Comienza el nuevo curso escolar con un deseo de volver a empezar, como diría José Luis Garci en su mítica película. Y recomenzamos con esa tensión del deseo de volver a la normalidad y la necesaria prudencia que requiere la situación de pandemia y que nuestras administraciones educativas han regulado.
Ese deseo de recuperar la normalidad, que implica muchas facetas de la vida escolar, tiene para mí un elemento especialmente importante: redescubrir la trascendencia de la figura del maestro y, más en concreto, la necesidad de la presencialidad en el proceso educativo.
Hemos vivido un tiempo de pandemia que nos ha obligado a trabajar de manera telemática y en el que las videoconferencias se han convertido en una herramienta habitual de trabajo, tanto entre nosotros como con los alumnos.
Pero, si bien hemos podido quedar deslumbrados por las posibilidades que nos abrían (poder reunirnos sin movernos de casa, ahorrarnos viajes, estar unidos desde todos los puntos del planeta…), también hemos caído en la cuenta de que este trabajo on-line entraña limitaciones (la no separación de los ámbitos de trabajo y personal, hablar a pantallas en negro detrás de las que presuponíamos que estaban nuestros alumnos, la desconexión de dinámicas de trabajo y esfuerzo….)
La tecnología tiene un hálito casi mágico.

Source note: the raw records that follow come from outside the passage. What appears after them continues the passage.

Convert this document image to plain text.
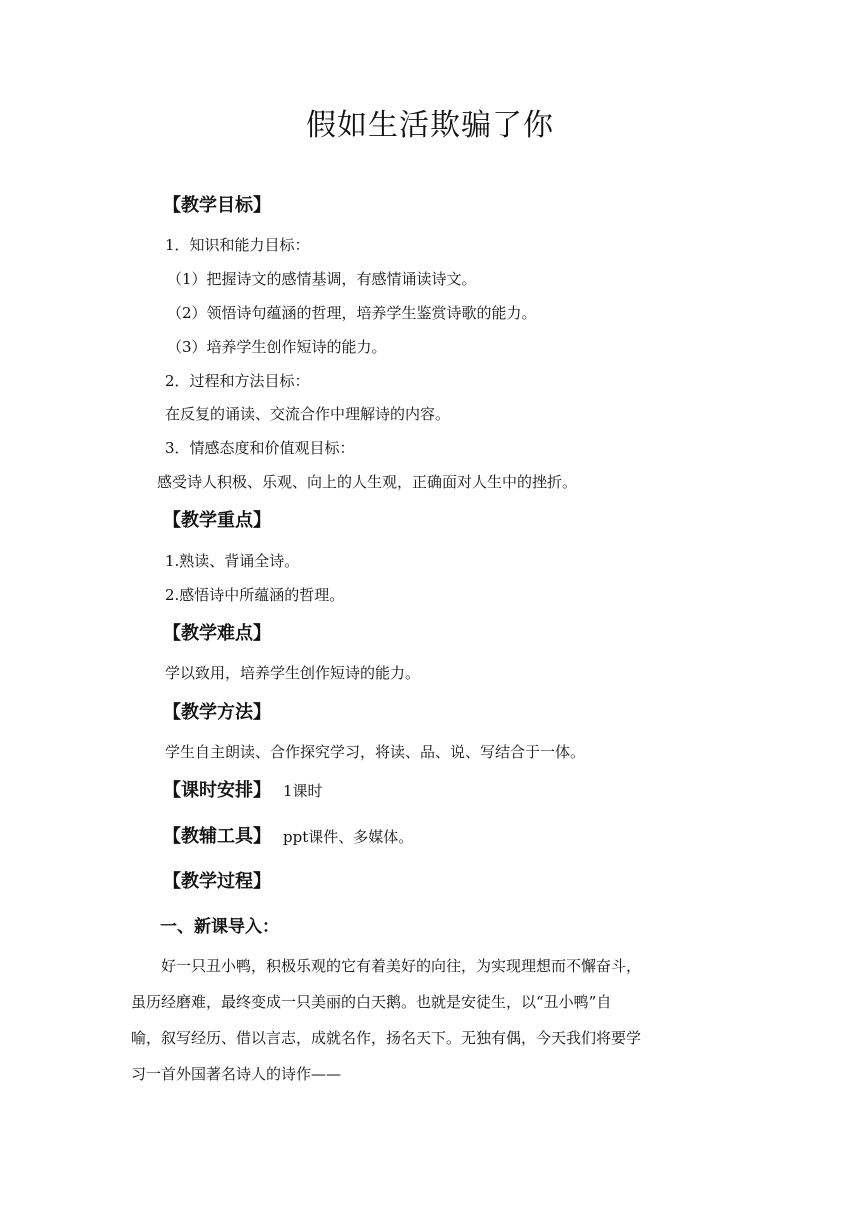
假如生活欺骗了你
【教学目标】
1．知识和能力目标：
（1）把握诗文的感情基调，有感情诵读诗文。
（2）领悟诗句蕴涵的哲理，培养学生鉴赏诗歌的能力。
（3）培养学生创作短诗的能力。
2．过程和方法目标：
在反复的诵读、交流合作中理解诗的内容。
3．情感态度和价值观目标：
感受诗人积极、乐观、向上的人生观，正确面对人生中的挫折。
【教学重点】
1.熟读、背诵全诗。
2.感悟诗中所蕴涵的哲理。
【教学难点】
学以致用，培养学生创作短诗的能力。
【教学方法】
学生自主朗读、合作探究学习，将读、品、说、写结合于一体。
【课时安排】 1课时
【教辅工具】 ppt课件、多媒体。
【教学过程】
一、新课导入：
　　好一只丑小鸭，积极乐观的它有着美好的向往，为实现理想而不懈奋斗，
虽历经磨难，最终变成一只美丽的白天鹅。也就是安徒生，以“丑小鸭”自
喻，叙写经历、借以言志，成就名作，扬名天下。无独有偶，今天我们将要学
习一首外国著名诗人的诗作——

Para muchos es la panacea de todas las necesidades de la Humanidad, también de las educativas. Pero estos meses nos han demostrado precisamente que, en la educación, hay un tándem esencial: el del profesor-alumno, y que esa relación necesita de cercanía, contacto, presencialidad.
En el fondo, la educación es una comunicación, más que de conocimientos, de vida. Y la vida no se transmite igual a través de una pantalla. El maestro sólo con ponerse delante del discípulo le está diciendo ya ‘el mundo es así’. Le muestra en su forma de hablar, en sus valoraciones, en su manera de comportarse y relacionarse, cómo deben ser las personas y cómo deben vivir en sociedad.
En la educación, hay un tándem esencial: el del profesor-alumno, y que esa relación necesita de cercanía, contacto, presencialidad.
Javier Segura
Esto lo vivimos de una manera gozosa la mayor parte de los profesores cuando te encuentras con antiguos alumnos, quizás ya con sus propios hijos, que se alegran de una manera visible al verte y que te comentan lo importante que fuiste en su vida. Porque para un niño, para un adolescente, el profesor es sin duda una de esas figuras de referencia, un maestro de la vida.
Recuperar la presencialidad es volver a la esencia de la educación y redescubrir el valor que tiene el maestro en este proceso. El niño no se educa solo a sí mismo, aunque él es el gran protagonista del proceso. Sus padres, sus profesores, tienen una labor capital en ese crecimiento. Son guías, referentes, enseñan, aportan claves de interpretación de la realidad, unen con sus raíces y tradiciones, aportan seguridad y confianza… Y ninguna máquina, por inteligente que sea, puede sustituir esa acción.
Esa presencialidad que hace vivir con el maestro, aprender de él, que se te peguen sus formas de ver la vida, es lo que san Ignacio de Loyola propone en sus Ejercicios Espirituales, cuando nos plantea contemplar las escenas de la vida de Cristo con los cinco sentidos, como ‘si presentes nos hallásemos’, que he tomado como título del artículo.
El santo guipuzcoano, como todos los grandes maestros, sabía bien el valor configurante de esa presencialidad. ¡Ojalá nosotros lo descubramos también y sepamos recuperarlo, compaginándolo con todas las aportaciones positivas que, sin duda, también trae la tecnología.